Cerca de um ano após essa mudança inicial para 42 horas, haverá nova redução para 40 horas semanais, mantendo o limite diário em oito horas trabalhadas.
Possibilidade de expansão
Após os primeiros 60 dias e durante o período de diminuição da jornada, o texto prevê que é possível ampliar as horas diárias do trabalho normal “para viabilizar a distribuição adequada da carga semanal”. Tal ampliação deverá ser acordada em convenção ou acordo coletivo.
No artigo 3º do texto está previsto que após os 60 dias da publicação da emenda constitucional, “as cláusulas de convenções e acordos coletivos que não se adequem às disposições dessa emenda perderão sua validade”.
Regimes diferenciados
O relatório também indica que uma lei ordinária poderia regular as situações em que a duração do trabalho e os dias de repouso semanal remunerado possam ter regimes diferenciados.
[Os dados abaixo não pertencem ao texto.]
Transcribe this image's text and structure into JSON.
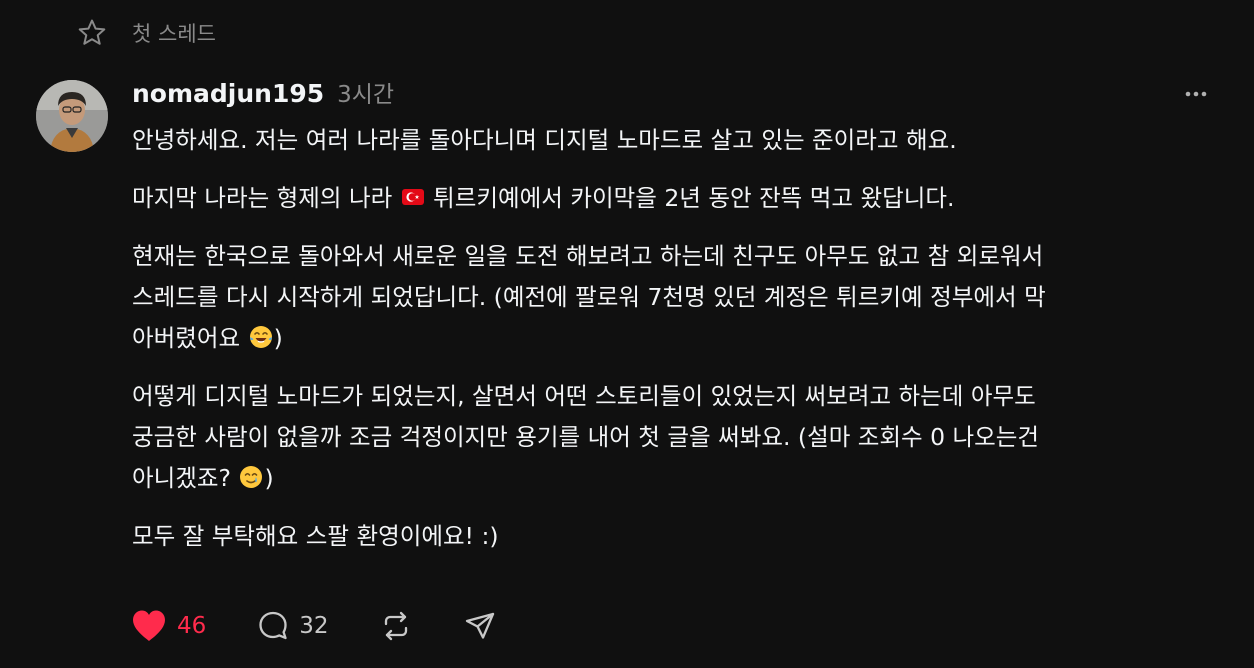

Isso inclui casos como trabalhadores com jornadas de seis horas em turnos ininterruptos.
“Em situações excepcionais, convenções ou acordos coletivos poderão estabelecer regimes compensatórios que garantam na média dois dias de repouso semanal dentro do mês-calendário, assegurando pelo menos um dia dentro do máximo de uma semana laboral”, esclarece o texto.
Adicionalmente, as novas normas não se aplicam às jornadas já estabelecidas com até 40 horas semanais.
Conforme o parecer, uma lei complementar poderá instituir medidas temporárias voltadas à manutenção dos níveis de emprego para microempreendedores individuais e pequenas empresas como forma de mitigar os impactos decorrentes dessa emenda constitucional.
O relator enfatiza que apoiar pequenos negócios é crucial para garantir uma transição organizada e preservando os objetivos relacionados à proteção do trabalho.
“A ligação entre as medidas mitigadoras e a conservação dos níveis empregatícios reflete que o tratamento diferenciado dado ao segmento deve servir à proteção dos postos atuais”, declarou.
Pejotização
Outro aspecto abordado no relatório é que as novas regras não se aplicam aos trabalhadores com diploma superior cujo salário mensal seja igual ou superior a duas vezes e meia o teto dos benefícios do Regime Geral de Previdência Social, atualmente fixado em R$ 8.475,55.
Nesses casos específicos, qualquer redução apenas ocorrerá mediante escolha do empregador ou se houver previsão em acordo ou convenção coletiva.
A exceção não abrange funcionários públicos das esferas federal, estadual ou municipal.
Segundo o relator, essa medida destina-se aos trabalhadores considerados “hipersuficientes”, aqueles com “alta capacidade negocial e autonomia nas condições laborais”.
Para Prates, essa abordagem visa combater o fenômeno conhecido como “pejotização”, onde trabalhadores são contratados como pessoas jurídicas.
“Muitos desses profissionais optam por essa formalização não apenas para evitar controle sobre suas jornadas mas também porque o regime atual não oferece flexibilidade suficiente às suas atividades”, explicou.
“Essa iniciativa é fundamental para modernizar as relações trabalhistas desses profissionais hipersuficientes e combater diretamente a ‘pejotização’, que prejudica significativamente o financiamento da Previdência Social”, completou.
Contratos com órgãos públicos
Nos contratos firmados pela administração pública direta e indireta nos níveis federal, estadual e municipal vigentes no momento das mudanças propostas – envolvendo diretamente mão-de-obra – será aplicada a redução na carga horária, “após um aditamento contratual visando manter o equilíbrio econômico-financeiro conforme as regras jurídicas aplicáveis. Esse ajuste deve ser formalizado no prazo máximo de 12 meses após a publicação dessa emenda constitucional”.
Essa medida aplica-se aos contratos regidos pela legislação pertinente à licitações públicas e contratos administrativos assim como concessões e parcerias público-privadas.
Os empregados vinculados aos contratos passarão a seguir as novas regras assim que o aditamento for formalizado ou ao final do prazo máximo estipulado para tal ajuste.
“Os contratos ajustados dentro dos primeiros 60 dias após esta publicação devem respeitar as novas normas sobre redução das horas trabalhadas e aumento do descanso semanal desde seu início”, diz o texto.